You have a full assignment but your tasks are under control and no patient is unstable. You notice your coworker is stressed dealing with a very needy family in one room and preforming a workup for a walk-in chest pain patient in another. Her third patient has repeatedly asked for pain medications for a broken wrist but you overheard her remind herself there isn't an order for any yet before she got distracted with the Chest pain patient. What course(s) of action should you or can you do?
You walk past a room and a patient waves you down complaining of chest palpitations. You look at the cardiac monitor and see this rhythm *SVT 210bpm* (the panel can tell you what you see, or I've had interviews where they just showed me a strip), What interventions do you anticipate for this patient if he is stable. What intervention if his BP is 78/40? **this is a common ACLS question. They can switch it up to any rhythm on the algorithm, Vtach with/without a pulse, symptomatic or asymptomatic bradycardia, vfib, etc.

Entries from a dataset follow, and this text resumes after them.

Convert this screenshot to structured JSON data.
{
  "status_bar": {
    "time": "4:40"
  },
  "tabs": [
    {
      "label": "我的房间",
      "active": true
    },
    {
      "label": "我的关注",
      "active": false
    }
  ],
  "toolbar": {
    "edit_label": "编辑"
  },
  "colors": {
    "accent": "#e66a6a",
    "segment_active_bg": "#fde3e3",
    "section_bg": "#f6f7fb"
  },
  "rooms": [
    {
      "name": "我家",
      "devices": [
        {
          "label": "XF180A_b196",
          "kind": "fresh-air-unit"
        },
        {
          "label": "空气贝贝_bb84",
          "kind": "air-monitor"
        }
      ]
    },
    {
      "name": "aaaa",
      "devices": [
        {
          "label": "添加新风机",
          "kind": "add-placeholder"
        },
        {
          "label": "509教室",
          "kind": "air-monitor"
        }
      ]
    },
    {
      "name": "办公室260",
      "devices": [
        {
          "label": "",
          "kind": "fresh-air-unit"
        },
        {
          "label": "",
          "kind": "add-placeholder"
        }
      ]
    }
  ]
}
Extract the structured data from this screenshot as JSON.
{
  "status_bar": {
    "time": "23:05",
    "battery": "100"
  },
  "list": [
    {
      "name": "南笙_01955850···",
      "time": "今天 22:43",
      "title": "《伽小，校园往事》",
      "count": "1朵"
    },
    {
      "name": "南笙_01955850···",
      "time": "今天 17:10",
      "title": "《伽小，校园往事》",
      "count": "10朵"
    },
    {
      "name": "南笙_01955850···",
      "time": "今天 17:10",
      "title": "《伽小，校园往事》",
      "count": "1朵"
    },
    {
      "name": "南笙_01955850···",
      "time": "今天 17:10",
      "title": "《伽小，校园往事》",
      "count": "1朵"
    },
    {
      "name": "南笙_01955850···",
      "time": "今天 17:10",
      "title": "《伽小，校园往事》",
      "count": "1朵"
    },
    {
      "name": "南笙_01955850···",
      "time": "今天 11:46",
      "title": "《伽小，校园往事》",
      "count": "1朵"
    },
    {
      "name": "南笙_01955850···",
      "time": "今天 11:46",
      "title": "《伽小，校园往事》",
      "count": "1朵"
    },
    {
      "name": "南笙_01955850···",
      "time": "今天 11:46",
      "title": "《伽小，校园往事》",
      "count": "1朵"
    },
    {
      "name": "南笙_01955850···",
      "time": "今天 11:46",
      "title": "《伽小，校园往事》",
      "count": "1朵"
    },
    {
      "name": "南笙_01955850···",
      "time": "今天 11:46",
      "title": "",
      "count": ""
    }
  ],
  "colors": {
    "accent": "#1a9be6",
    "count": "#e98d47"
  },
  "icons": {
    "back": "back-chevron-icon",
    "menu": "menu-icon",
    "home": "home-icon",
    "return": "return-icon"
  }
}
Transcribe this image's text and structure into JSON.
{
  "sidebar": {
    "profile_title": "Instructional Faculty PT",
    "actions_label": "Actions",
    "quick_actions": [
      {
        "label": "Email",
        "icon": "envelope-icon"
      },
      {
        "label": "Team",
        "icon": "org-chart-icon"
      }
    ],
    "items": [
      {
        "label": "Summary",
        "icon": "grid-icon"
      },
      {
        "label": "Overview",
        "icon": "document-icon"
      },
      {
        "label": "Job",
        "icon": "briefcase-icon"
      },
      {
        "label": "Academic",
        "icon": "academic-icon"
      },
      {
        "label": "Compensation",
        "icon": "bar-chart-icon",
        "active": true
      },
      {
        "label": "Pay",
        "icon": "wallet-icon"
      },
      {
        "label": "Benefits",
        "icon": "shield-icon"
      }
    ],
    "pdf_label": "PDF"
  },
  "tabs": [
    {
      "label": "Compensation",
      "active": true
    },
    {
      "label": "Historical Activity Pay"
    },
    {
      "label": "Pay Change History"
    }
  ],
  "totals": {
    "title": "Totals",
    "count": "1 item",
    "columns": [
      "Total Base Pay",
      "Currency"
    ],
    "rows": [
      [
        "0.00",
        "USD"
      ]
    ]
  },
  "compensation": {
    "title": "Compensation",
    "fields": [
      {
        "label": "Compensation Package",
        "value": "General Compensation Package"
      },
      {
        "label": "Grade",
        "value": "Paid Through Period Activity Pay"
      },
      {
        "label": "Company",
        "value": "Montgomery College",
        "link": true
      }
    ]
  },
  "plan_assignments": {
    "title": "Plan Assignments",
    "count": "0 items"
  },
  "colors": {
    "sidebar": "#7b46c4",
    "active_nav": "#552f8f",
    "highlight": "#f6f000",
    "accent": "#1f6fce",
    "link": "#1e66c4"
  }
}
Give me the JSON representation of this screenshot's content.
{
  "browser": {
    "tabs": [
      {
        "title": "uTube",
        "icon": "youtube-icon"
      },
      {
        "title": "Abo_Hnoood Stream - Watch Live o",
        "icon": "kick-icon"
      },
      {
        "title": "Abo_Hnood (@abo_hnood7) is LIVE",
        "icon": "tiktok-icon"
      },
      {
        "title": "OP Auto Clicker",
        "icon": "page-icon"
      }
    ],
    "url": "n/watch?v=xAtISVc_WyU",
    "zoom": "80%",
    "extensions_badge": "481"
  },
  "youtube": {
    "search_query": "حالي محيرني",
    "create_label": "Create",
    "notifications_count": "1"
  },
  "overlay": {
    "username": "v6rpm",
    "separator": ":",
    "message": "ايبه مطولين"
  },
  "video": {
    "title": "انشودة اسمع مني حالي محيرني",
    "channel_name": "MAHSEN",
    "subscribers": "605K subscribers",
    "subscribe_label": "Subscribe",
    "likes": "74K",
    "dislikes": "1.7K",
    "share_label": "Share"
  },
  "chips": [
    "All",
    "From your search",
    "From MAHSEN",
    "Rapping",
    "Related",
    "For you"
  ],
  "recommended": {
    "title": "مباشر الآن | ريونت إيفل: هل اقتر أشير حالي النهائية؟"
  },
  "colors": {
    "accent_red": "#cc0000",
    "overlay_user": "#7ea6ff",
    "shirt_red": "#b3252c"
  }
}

You are in triage assessing a patient complaining of a broken finger. During the initial intake a patient arrives in the lobby complaining of 9/10 chest pain. He appears diaphoretic and distressed. What is your next course of action? *This is a classic prioritization question, clearly the broken finger dude no longer matters so you would ask him to go sit down (can delegate to a tech or another RN) and then assess the CP patient ASAP. You would order and start a chest pain protocol (IV placement, Lab/troponin draw, O2 if needed, 12-lead EKG, Chest x-ray, blood sugar, SL nitro) and advise the doc there is a potential cardiac patient that doesn't look good.
How would you manage these 4 patients under your care: one who visited the emergency department for chest pain, one with sepsis symptoms, one in a mental health crisis, and one with minor cold symptoms? **They just want to see that you recognize these all require very different approaches, and that you may need to ask for help (which is OK).
Sorry I know its a lot but just be you, explain what you know, what you're eager to know and how you are a flexible team player and all should be good. You will never know all the answers, they will keep asking questions until they trip you up and its OK. If you do not know, never guess. Just say, "You know, I'm not too sure of the answer to that, but I can look it up and get back to you". When I would interview someone, Id ask a very complex clinical question I knew they wouldn't know, and if they just guessed, they were out. I want to hear you don't know but you will find the solution.